Abstract: Like all estuaries, Tampa Bay is an exceptionally dynamic environment where the encroaching sea has transformed once-terrestrial landscapes into littoral ecosystems conditioned by patterns in salinity, surf, and tide. This history of near-constant change makes it difficult for archaeologists to understand the character and distribution of the ancient habitats utilized and managed by ancestral Native American communities. However, estuaries are also places of deposition where accumulating sediments often preserve a record of past environmental transformations. My present research in Tampa Bay is focused on reconstructing the ancient landscapes and seascapes that encompassed and surrounded habitation sites. In this talk, I’ll discuss an ongoing program of vibration coring, percussion coring, and excavation centered at well-preserved Woodland-period (ca. 1000 BC – AD 1050) midden-mound sites in Upper Tampa Bay, Cockroach Bay, and Weedon Island Preserve. Preliminary results reveal complex histories of marine flooding, seascape development, and transformation that contextualize archaeological patterns and inspire novel hypotheses for interpreting ancient shellworks.

Kendal Jackson is a Ph.D. candidate in Applied Anthropology at the University of South Florida. His research focuses on paleoenvironment and how past societies have shaped the trajectory of long-term ecological processes. His dissertation research is focused on understanding the roles that ancestral Native American societies played in the establishment and transformation of nearshore estuarine ecosystems across the late-Holocene.

Heather Draskovich, M.A. Student, USF

Rethinking Settlement Patterns at the Weeden Island Site (8PI1)
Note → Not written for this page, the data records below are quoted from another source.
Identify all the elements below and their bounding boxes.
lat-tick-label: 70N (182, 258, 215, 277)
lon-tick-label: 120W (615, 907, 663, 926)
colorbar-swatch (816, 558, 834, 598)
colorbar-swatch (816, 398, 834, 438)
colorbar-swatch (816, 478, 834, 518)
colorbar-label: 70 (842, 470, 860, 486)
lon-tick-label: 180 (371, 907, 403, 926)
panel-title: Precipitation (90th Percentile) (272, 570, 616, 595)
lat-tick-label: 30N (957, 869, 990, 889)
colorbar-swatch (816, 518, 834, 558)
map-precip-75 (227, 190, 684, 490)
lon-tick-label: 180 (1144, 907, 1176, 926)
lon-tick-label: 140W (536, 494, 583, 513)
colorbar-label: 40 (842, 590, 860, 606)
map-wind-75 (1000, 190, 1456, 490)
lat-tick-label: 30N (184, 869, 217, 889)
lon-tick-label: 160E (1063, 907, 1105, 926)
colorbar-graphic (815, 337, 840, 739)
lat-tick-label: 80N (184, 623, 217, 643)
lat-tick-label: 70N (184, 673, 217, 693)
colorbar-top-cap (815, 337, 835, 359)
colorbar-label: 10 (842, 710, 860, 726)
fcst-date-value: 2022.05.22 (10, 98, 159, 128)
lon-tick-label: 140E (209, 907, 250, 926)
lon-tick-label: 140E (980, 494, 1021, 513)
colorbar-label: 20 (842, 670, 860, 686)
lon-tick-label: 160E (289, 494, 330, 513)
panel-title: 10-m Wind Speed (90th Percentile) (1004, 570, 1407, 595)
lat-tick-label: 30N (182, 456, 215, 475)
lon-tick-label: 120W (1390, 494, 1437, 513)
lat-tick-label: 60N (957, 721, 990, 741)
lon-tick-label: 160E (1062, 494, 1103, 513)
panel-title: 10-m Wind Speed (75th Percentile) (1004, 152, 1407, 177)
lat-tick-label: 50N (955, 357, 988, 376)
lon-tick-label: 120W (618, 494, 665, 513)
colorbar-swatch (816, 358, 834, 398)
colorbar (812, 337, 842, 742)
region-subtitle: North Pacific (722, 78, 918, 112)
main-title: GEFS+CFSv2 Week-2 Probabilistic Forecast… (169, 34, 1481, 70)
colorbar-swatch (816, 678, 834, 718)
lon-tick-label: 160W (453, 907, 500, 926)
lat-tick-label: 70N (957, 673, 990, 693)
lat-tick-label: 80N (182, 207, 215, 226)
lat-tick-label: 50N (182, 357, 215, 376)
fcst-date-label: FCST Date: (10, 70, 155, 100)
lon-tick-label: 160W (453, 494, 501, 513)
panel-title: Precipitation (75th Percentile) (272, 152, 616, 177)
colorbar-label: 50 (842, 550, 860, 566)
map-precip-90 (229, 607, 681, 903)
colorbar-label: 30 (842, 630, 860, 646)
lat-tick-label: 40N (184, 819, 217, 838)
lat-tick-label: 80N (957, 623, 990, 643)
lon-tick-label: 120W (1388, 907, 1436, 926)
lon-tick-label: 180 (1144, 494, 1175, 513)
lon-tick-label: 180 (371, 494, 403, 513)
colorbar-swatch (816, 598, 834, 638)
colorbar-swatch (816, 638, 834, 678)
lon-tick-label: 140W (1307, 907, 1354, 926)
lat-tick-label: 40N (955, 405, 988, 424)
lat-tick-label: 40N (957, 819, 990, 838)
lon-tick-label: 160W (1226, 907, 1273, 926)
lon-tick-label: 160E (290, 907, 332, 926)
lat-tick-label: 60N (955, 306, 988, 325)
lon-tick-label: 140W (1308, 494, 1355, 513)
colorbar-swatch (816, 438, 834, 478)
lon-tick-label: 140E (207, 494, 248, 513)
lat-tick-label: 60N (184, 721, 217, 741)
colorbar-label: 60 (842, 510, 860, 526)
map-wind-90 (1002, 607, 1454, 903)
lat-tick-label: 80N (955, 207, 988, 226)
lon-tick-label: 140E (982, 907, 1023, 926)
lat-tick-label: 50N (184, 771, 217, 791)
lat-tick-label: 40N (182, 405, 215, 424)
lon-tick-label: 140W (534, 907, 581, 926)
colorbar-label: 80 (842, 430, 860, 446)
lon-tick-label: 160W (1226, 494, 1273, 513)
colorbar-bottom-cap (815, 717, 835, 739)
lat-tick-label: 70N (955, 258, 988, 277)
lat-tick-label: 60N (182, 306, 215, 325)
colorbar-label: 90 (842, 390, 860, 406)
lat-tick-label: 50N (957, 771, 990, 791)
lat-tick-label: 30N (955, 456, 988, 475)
Abstract: The Weeden Island site (8PI1), despite its importance as a Weeden Island period (AD 200-900) ceremonial center and type site for the ceramic series bearing its name, has largely remained poorly-dated. With a limited amount of dates available to archaeologists, yielded from an intensive focus on only small portions of the site, there has continued to be a lack of the temporal and spatial control needed to answer many of the big questions involving change at the Weeden Island site. Through the execution of shovel testing in previously uninvestigated areas of the site, as well as analysis of material from past excavations, new radiocarbon dates have been obtained to help build a better chronology of the site. This research models newly acquired radiocarbon dates with those from previous research to aid in further understanding of the settlement patterning and landscape use of the Weeden Island site.

Heather Draskovich is a master’s student in the Department of Anthropology at the University of South Florida. Her research focuses on landscape use on a site-level scale around Tampa Bay. Her master’s research centers around the pre-Columbian settlement patterning and use of the Weeden Island site.